What I do is transfer the selected seedlings to 2 inch Anderson Bands 
in a 1020 flat.  I then fill a second 1020 flat with horse manure, 
sprinkle some slow release fertilize and some triple 16 on top and 
then sit the flat of seedlings on top of the horse manure.  The hosta 
roots grow down into the horse manure in the bottom tray.  This allows 
for the development of a nice root system.  

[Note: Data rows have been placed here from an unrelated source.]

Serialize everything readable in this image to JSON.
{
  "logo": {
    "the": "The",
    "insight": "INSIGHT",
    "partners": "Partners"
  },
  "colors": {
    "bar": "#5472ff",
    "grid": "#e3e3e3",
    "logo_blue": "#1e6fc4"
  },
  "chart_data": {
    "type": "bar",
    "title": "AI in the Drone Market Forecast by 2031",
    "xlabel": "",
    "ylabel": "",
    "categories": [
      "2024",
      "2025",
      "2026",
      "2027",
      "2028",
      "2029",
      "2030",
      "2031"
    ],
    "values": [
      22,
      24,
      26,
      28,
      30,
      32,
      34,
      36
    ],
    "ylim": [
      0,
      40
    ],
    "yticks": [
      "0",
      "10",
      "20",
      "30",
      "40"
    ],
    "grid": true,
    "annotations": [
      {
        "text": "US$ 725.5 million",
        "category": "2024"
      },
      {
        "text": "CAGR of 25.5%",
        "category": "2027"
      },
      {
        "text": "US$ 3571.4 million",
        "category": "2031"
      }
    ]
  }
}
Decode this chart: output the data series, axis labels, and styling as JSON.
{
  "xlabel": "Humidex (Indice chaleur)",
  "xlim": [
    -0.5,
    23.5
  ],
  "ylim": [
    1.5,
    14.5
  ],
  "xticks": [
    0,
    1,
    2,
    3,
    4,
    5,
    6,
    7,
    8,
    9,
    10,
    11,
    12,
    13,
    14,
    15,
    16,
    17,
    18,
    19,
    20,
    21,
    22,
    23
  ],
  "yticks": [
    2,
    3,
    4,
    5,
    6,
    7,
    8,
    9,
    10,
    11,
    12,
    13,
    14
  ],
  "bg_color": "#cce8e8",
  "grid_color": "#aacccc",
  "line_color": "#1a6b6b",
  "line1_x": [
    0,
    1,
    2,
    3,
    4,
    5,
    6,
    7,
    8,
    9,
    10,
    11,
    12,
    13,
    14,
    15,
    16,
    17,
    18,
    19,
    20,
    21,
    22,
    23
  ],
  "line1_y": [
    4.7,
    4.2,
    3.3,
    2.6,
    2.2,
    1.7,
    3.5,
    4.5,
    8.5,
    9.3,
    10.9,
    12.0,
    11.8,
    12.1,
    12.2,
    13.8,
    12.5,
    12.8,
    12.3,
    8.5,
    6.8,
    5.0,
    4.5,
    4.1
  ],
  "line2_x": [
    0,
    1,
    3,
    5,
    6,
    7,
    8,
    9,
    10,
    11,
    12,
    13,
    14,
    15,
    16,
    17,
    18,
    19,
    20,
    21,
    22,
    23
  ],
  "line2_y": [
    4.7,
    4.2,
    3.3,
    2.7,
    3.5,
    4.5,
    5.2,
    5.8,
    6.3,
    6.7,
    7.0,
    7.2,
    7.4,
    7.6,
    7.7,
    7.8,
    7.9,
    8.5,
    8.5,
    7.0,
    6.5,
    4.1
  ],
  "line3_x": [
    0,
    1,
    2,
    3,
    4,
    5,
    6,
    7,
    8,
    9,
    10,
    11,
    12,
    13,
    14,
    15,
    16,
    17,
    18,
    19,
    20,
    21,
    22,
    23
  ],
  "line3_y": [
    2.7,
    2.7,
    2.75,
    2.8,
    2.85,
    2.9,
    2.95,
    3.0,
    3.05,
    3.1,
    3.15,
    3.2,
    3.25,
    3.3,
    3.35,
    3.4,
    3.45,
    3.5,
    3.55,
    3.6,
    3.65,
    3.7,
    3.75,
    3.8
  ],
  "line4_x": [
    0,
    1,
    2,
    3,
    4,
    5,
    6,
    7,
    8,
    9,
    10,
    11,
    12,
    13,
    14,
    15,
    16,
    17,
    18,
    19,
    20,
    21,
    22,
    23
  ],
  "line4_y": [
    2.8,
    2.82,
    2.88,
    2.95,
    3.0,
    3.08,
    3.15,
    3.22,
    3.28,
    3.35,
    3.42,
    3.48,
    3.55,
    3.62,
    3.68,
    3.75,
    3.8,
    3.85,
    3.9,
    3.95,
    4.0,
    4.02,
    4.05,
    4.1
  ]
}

A mini-greenhouse can easily be made from 10 foot PVC.  I attach 1 
foot long 1/2" aluminum electrical conduit to pressure treated 2x4's 
with two clamps.  I then lay these on the ground and I then slip the 
PVC into the conduit while the whole thing is laying on the ground 
flat. It's important to use schedual 125 (or is it 200?, the thinest 
stuff) 1/2" PVC inside of 3/4" PVC.  The 1/2" PVC is too weak by 
itself to withstand a strong wind and 3/4" PVC will crimp once it is 
arched over.  However, the 1/2" inside the 3/4" works well.  I then 
pound stakes into the ground where I want the mini-greenhouse and I 
make them 5 feet wide.  You can make them as long as you want, but I 
find that 12 feet long is what I like as I can easily water the pots 
or flats fropm both ends and not have to stretch into the grenhouse to 
get everything watered.  I amke them 5 feet wide as that gives me 
enough height so that I can "walk" into the mini-greenhouses without 
too much trouble - but then I am NOT tall.  I then put one of the 
boards inside the stakes and then "walk" the other end into place.  
However, this has to be done with extream care as there is a lot of 
tension being built up.  Slip and that thing will spring up and knock 
your head off.  The mini-grenhouse is then anchored with some 2 ro 3 
foot long pipe pounded into the ground on the inside of the greenhouse 
and clamped to the frame.  I then use aluminum electrical conduit at 
the top and half way up the sides to provide support for the plastic 
and also make it stronger.  I just use electrical tape to attach the 
conduit to the arched frame.  However, you have to cover the 
electrical tape with something to hide the black color, or spray paint 
it white, otherwise it will "melt" the plastic. You can also use hose 
clamps, but that can get a bit expensive.  You can also cover it with 
chicken wire to give more support.  I use UV stabilized plastic, but 
someone with only one mini-greenhouse may not like to pay $200 for a 
100 foot roll of UV stabilized plastic to cover the greenhouse.  Cheap 
construction grade plastic works.  Try to get the type that isn't 
prefectly clear.  Or you can use some frosted plastic and cover that 
with a second layer.  The idea is to have it fairly light, but 
diffused.  The other quick and "cheap" way is to make a framed box of 
some sort and cover it with fiberglass panels. I've discovered that 
the seedlings will take a lot of sunlight as long as it is diffused.

With a set up like this and using the double tray system you should be 
able to get some of them to bloom the second year.